The latest causes of worried criticism of American efforts in Iraq are the newly liberated Shiites. They are controlled by Iran, we are told, and all hope of democratic reform is going to be stymied because they're going to set up an Iranian-style theocracy. Never mind that there is a tremendous history of Iraqi resistance to this very thing, or the fact that the Iraqis recently fought a long and terrible war with Iran. Never mind that an Iraqi state on the Iranian model is going to be hard to establish, not least because the Iranian state is in all kinds of trouble itself. In fact, the Iranian government is enormously unpopular with the Iranian people, who love -- guess what? -- America. You'd think that some perspective on this Shiite story would be warranted. But journalists are still looking for the pony.

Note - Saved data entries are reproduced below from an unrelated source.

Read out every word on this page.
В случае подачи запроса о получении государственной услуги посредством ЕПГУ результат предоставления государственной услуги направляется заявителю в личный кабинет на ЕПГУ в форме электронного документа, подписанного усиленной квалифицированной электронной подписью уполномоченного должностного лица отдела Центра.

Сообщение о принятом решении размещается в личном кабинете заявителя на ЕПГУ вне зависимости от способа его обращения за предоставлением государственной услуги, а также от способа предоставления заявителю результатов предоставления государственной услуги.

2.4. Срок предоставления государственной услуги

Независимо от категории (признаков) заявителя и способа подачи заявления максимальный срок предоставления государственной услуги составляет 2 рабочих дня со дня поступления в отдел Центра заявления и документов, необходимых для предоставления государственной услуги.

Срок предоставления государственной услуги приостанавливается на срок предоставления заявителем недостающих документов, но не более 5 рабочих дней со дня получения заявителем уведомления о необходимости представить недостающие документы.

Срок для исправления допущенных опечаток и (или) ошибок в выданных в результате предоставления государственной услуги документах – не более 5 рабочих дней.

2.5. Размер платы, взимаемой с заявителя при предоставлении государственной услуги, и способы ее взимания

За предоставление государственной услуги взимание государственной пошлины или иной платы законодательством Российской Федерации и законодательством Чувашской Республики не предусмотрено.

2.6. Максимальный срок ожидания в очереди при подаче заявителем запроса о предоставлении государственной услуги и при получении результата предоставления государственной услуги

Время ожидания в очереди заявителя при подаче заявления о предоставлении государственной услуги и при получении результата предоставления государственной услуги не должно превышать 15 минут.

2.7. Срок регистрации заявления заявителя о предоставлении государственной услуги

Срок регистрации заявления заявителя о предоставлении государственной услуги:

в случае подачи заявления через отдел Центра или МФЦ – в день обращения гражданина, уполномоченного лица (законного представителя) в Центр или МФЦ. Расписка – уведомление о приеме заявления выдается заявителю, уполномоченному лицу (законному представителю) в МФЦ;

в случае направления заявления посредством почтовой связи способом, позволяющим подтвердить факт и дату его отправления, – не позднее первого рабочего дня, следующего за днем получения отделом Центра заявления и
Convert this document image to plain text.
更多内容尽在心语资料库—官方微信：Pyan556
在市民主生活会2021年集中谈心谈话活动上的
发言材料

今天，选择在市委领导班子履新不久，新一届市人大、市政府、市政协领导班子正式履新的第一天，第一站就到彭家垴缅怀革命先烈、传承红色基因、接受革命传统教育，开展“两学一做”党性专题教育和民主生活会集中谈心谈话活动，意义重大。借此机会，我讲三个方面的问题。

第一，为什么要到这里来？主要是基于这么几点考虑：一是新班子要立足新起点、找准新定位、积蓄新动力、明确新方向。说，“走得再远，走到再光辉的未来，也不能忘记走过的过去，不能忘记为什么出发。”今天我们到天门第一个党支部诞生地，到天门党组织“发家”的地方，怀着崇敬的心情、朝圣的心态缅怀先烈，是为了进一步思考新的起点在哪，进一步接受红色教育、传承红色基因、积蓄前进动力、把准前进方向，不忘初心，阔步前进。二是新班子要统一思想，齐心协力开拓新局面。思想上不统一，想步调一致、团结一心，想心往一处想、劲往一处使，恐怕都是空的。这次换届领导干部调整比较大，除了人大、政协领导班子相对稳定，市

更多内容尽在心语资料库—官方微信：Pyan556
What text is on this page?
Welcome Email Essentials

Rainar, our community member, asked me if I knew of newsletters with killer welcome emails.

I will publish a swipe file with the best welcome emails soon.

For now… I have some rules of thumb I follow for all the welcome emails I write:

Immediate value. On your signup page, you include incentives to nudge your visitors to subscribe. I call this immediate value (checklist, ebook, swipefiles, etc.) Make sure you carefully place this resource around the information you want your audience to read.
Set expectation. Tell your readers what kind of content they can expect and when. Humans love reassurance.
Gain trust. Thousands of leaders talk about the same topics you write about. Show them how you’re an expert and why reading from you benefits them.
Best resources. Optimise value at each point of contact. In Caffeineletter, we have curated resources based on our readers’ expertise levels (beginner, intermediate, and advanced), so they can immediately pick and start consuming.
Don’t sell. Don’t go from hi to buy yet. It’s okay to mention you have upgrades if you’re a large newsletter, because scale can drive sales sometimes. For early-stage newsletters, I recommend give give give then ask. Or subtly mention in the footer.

If you go back and look at American military operations beginning with the Grenada invasion and including Panama, the Gulf War, Kosovo, Afghanistan and Iraq, and you study what U.S. military spokesmen said about how those conflicts were going at each stage, you'll see that they were right, and that they told the truth, by and large. No doubt they made some mistakes, but there was nothing like the large deceptions and misrepresentations that made so many journalistic careers in Vietnam. The military learned its lesson in Vietnam, and it has not behaved that way since. You'd think journalists would have noticed. They haven't, but it's not too late: When retired General Jay Garner or his successor says that things will work out in post-war Iraq, it might be wise for Western journalists to wait more than a month to declare him wrong.